San Diego State's solution was to do none of these things and just leave 88 undefended, which I guess is a strategy. Nick Holt approves.
No defender goes out with ASJ, so Keith Price hits him immediately, and the Huskies take an easy gain of 7 or 8 yards. Simple right? Wrong. We're only at the entrance of this wormhole.
The interesting thing about this play is not ASJ: it's everybody else. Except for ASJ and Price, every other Husky player is executing a run play. The line fires out and blocks zone right, Bishop Sankey is following them, while Jaydon Mickens and Cody Bruns have no interest in running routes. Mickens is far more concerned about the man he is (probably) supposed to block, to the point that he misses the snap of the ball.
Notice, the man that was over Mickens moved in to blitz, and Mickens pointed at him (it's hard to see, I know, but if you can't tell just take my word for it). He was so focused on that defender that while everyone else had already started moving, Mickens hasn't. Now, if this were a pass play Mickens would be salivating because there's no defender near him. He's wide open pretty much regardless of the route he runs, and would be anxious for the snap.

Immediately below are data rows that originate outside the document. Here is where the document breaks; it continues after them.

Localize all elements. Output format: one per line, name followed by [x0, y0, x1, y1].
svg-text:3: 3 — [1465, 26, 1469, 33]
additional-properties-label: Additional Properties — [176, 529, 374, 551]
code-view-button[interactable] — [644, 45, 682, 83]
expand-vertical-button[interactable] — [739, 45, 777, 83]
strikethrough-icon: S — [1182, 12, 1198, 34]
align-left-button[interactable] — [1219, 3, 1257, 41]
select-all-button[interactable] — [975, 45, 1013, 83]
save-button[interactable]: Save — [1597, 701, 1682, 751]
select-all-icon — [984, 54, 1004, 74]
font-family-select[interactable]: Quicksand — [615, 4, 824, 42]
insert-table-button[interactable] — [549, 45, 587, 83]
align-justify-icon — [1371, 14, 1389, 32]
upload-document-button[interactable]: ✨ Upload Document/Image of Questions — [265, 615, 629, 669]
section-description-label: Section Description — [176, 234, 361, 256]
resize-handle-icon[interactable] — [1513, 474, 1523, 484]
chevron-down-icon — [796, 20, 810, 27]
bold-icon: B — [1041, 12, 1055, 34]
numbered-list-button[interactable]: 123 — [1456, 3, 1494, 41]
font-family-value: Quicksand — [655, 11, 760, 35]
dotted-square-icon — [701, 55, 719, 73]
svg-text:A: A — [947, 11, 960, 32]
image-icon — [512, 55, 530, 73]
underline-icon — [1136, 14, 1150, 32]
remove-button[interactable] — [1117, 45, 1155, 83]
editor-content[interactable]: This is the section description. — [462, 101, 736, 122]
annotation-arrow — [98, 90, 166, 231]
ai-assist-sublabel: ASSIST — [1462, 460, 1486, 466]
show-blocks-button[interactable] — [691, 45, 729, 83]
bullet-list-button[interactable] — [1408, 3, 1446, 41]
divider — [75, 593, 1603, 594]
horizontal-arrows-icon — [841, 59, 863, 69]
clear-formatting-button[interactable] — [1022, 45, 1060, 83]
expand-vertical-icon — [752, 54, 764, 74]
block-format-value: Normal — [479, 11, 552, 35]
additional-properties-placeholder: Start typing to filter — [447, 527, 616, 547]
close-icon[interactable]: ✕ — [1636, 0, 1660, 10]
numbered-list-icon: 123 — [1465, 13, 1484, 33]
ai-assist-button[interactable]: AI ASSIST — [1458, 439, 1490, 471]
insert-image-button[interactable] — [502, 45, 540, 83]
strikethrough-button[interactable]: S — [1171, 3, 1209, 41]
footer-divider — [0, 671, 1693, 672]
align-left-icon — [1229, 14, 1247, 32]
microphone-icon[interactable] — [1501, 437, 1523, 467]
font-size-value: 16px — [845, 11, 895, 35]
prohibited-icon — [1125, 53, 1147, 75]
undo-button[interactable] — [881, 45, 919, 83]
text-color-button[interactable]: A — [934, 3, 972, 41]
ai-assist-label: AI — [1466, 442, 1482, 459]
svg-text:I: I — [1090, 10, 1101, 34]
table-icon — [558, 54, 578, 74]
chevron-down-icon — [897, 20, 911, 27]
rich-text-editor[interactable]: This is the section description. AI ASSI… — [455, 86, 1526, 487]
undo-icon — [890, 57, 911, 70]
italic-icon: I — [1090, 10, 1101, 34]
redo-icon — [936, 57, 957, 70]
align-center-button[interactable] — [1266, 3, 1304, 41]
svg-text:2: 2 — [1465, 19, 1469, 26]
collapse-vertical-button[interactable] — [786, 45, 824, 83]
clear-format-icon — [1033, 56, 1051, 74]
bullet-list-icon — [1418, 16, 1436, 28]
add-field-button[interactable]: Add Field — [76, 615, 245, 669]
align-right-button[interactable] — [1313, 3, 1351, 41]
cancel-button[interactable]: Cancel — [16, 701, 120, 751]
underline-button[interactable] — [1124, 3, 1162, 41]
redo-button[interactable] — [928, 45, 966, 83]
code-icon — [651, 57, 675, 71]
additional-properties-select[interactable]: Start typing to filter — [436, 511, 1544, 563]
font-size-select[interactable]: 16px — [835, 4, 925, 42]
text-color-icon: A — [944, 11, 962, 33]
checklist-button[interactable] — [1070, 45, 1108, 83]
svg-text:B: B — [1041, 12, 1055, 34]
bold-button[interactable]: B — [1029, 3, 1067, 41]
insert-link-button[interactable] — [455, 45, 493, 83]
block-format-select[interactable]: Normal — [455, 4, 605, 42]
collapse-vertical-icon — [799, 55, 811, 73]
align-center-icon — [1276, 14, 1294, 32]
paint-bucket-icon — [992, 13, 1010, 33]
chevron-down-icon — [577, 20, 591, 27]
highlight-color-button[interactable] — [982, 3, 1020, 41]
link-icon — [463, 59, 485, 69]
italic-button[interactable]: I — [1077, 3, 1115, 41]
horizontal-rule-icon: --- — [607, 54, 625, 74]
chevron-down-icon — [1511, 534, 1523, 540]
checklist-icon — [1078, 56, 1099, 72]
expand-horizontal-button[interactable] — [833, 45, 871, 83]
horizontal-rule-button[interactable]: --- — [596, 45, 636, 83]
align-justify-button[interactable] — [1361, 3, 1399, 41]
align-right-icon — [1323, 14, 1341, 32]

What we're looking at is a packaged play, essentially an option of the outside linebacker over ASJ. If the defender follows him on the motion then the Huskies run the zone and take advantage of fewer defenders in the box, the wider running lanes, and a possible huge cutback to where that linebacker would have vacated. If nobody steps up and covers ASJ, then they run the play we saw.
This is the evolution of modern football: plays where whatever the defense does they're wrong. If Steve Sarkisian left plays in the bag for LSU (and I believe he did), these types of plays that either get the ball into the hands of playmakers like ASJ and Kasen Willliams or open up things for the other guys are what I want to see.